Why not a complete duplicate ( though a partial one) : This question deals both with multiplication of complex numbers,and with addition; hence , with the general idea of performing a binary operation on ordered pairs of reals. So, it is a bit more general as another post ( linked below) , and , as such, may be useful for complex numbers beginners, like me.
Geometric interpretation of the multiplication of complex numbers?
Complex numbers are defined as elements of $\mathbb R^2$, that is, ordered pairs of real numbers.
So, in a way, binary operations on complex numbers - such as addition or multiplication - are similar to adding or multiplicating points.
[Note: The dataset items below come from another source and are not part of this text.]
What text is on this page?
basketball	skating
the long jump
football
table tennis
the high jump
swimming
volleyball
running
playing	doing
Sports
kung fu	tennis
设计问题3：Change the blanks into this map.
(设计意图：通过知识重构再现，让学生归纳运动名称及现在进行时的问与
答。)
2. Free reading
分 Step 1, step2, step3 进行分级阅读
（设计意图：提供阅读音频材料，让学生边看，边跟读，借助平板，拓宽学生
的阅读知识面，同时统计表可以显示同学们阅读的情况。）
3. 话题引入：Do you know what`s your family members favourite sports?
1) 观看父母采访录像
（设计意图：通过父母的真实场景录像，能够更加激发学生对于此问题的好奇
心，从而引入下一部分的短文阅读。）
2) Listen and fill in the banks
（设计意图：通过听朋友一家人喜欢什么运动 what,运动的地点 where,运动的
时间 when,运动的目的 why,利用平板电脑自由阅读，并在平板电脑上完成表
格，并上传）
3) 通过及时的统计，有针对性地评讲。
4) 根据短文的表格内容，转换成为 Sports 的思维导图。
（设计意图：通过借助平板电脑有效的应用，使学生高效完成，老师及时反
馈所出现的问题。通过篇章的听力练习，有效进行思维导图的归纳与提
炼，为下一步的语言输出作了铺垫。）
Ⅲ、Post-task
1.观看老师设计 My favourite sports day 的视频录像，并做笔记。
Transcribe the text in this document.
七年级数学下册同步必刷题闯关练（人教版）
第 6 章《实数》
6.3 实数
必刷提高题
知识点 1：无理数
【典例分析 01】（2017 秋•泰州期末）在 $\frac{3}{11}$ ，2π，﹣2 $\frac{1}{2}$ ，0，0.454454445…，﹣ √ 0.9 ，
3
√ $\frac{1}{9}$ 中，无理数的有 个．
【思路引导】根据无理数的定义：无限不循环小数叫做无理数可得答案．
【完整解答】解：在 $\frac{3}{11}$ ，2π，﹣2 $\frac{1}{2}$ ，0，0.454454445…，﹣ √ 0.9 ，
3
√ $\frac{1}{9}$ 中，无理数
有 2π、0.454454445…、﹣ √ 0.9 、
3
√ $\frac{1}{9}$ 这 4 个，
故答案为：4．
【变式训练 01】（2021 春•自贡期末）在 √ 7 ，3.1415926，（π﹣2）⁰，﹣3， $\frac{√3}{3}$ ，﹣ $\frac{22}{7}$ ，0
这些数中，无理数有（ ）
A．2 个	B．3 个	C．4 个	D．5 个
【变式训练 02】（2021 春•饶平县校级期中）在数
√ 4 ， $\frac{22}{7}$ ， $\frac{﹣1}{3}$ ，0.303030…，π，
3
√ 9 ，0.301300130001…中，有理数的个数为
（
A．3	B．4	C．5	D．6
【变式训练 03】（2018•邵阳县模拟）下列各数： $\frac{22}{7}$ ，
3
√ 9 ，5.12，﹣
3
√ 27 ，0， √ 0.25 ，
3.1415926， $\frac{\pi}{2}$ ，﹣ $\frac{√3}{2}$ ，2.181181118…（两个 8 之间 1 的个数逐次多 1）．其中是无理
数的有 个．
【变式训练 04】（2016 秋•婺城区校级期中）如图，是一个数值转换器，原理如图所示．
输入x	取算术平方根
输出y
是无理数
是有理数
Can these operations be represented as movements in the real plane, in the same way as addition of integers is represented, at the basic level, as a movement on a line , or rather, on a series of aligned dots.
Maybe adding two complex numbers is analogous to moving from one point to another?
But I can't imagin to what movement could correspond multiplying two complex numbers.
Note : in comments, a link to a very helpful video by 3Blue1Brown.
The multiplication by a non-zero complex number can be seen as the composition of a rotation (around $0$) with a homothety (with respect to $0$). That can be seen in the polar representation of complex numbers: if $z=\rho\bigl(\cos(\theta)+\sin(\theta)i\bigr)$, then multiplication of $w$ by $z$ is the same thing as rotating $w$ clockwise by an angle of $\theta$ radians, followed by a homothety with ratio $\rho$. Or you can do the homothety first and the rotation after. The result will be the same.